Misophonic reaction toward the triggers in comparison to the general population
The researchers also noted that there were some differences between the types of sounds that trigger misophonia in people with the disorder versus the general population. For example, normal breathing was found to be more indicative of misophonia in people with the disorder, while swallowing was a highly reliable indicator for those with higher levels of misophonia. Additionally, anger and panic were more frequently reported as reactions to trigger sounds in people with misophonia, while irritation was the most common reaction reported by the general population. Dr. Silia Vitoratou added “Most people with misophonia think they are alone, but they are not. This is something we need to know about and make adjustments if we can.”
Dr Silia Vitoratou – King’s College London
S-Five: A suitable tool
The researchers also examined the psychometric properties of the S-Five questionnaire, which is widely used to assess misophonia. The results showed that the five-factor structure of the questionnaire, which assesses emotional reactions, appraisals, and impact, was well-supported by the data. The questionnaire also showed good reliability and validity, suggesting that it is a useful tool for assessing misophonia in both clinical and community samples.

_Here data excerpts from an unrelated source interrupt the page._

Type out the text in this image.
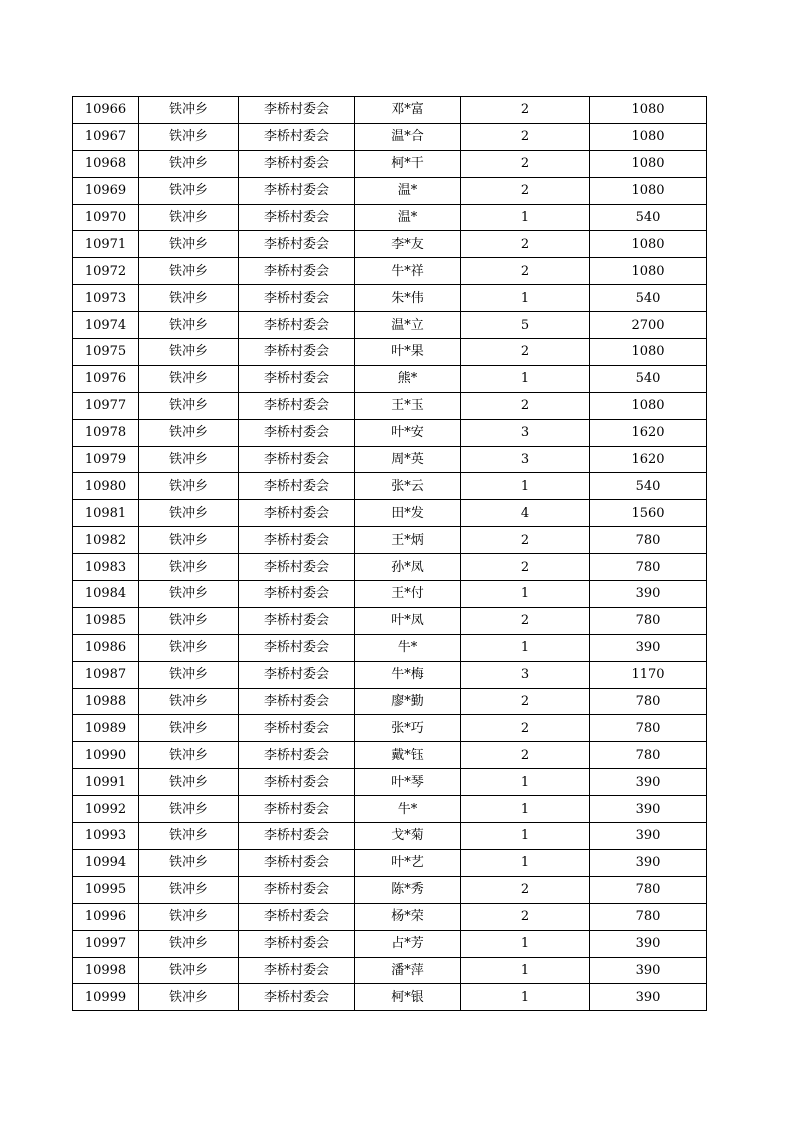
10966	铁冲乡	李桥村委会	邓*富	2	1080
10967	铁冲乡	李桥村委会	温*合	2	1080
10968	铁冲乡	李桥村委会	柯*干	2	1080
10969	铁冲乡	李桥村委会	温*	2	1080
10970	铁冲乡	李桥村委会	温*	1	540
10971	铁冲乡	李桥村委会	李*友	2	1080
10972	铁冲乡	李桥村委会	牛*祥	2	1080
10973	铁冲乡	李桥村委会	朱*伟	1	540
10974	铁冲乡	李桥村委会	温*立	5	2700
10975	铁冲乡	李桥村委会	叶*果	2	1080
10976	铁冲乡	李桥村委会	熊*	1	540
10977	铁冲乡	李桥村委会	王*玉	2	1080
10978	铁冲乡	李桥村委会	叶*安	3	1620
10979	铁冲乡	李桥村委会	周*英	3	1620
10980	铁冲乡	李桥村委会	张*云	1	540
10981	铁冲乡	李桥村委会	田*发	4	1560
10982	铁冲乡	李桥村委会	王*炳	2	780
10983	铁冲乡	李桥村委会	孙*凤	2	780
10984	铁冲乡	李桥村委会	王*付	1	390
10985	铁冲乡	李桥村委会	叶*凤	2	780
10986	铁冲乡	李桥村委会	牛*	1	390
10987	铁冲乡	李桥村委会	牛*梅	3	1170
10988	铁冲乡	李桥村委会	廖*勤	2	780
10989	铁冲乡	李桥村委会	张*巧	2	780
10990	铁冲乡	李桥村委会	戴*钰	2	780
10991	铁冲乡	李桥村委会	叶*琴	1	390
10992	铁冲乡	李桥村委会	牛*	1	390
10993	铁冲乡	李桥村委会	戈*菊	1	390
10994	铁冲乡	李桥村委会	叶*艺	1	390
10995	铁冲乡	李桥村委会	陈*秀	2	780
10996	铁冲乡	李桥村委会	杨*荣	2	780
10997	铁冲乡	李桥村委会	占*芳	1	390
10998	铁冲乡	李桥村委会	潘*萍	1	390
10999	铁冲乡	李桥村委会	柯*银	1	390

While the study provides important insights into the prevalence and impact of misophonia, there are some limitations to consider. For example, the sample was limited to the UK population, and it is unclear whether the results would generalize to other countries and cultures. Additionally, the interview protocol used to establish misophonia as a disorder has since been refined by the research team to align with the consensus definition of the disorder. Further research is needed to validate the refined protocol and to examine the psychometric properties of the revised questionnaire.
Despite these limitations, the study represents an important step forward in our understanding of misophonia. By providing estimates of prevalence and examining the psychometric properties of assessment tools, the study provides valuable information for clinicians and researchers working with this population. The findings suggest that misophonia is a significant and relatively common disorder that can have a significant impact on people’s lives. Understanding the nature and causes of misophonia will be an important area of research in the coming years, as it has the potential to lead to more effective treatments and interventions for those who suffer from this disorder.
What to do if you have misophonia
Misophonia is a real and highly debilitating disorder that can have a significant impact on individuals’ lives, and it can be challenging to manage without support. If you or someone you know is struggling with misophonia, it is essential to seek help from ‘legitimate’ professionals who understand the disorder and can provide effective treatment options. There are various resources available online, including support groups, forums, and websites that offer information and guidance on coping with misophonia. Additionally, quite a few healthcare providers specialize in the treatment of misophonia and can provide effective interventions tailored to the individual’s needs. If you are looking for help with misophonia, it is essential to reach out to a qualified healthcare professional who can provide the support and guidance you need to manage this disorder effectively. Don’t hesitate to seek help and support; there are people who can help you manage your symptoms and improve your quality of life.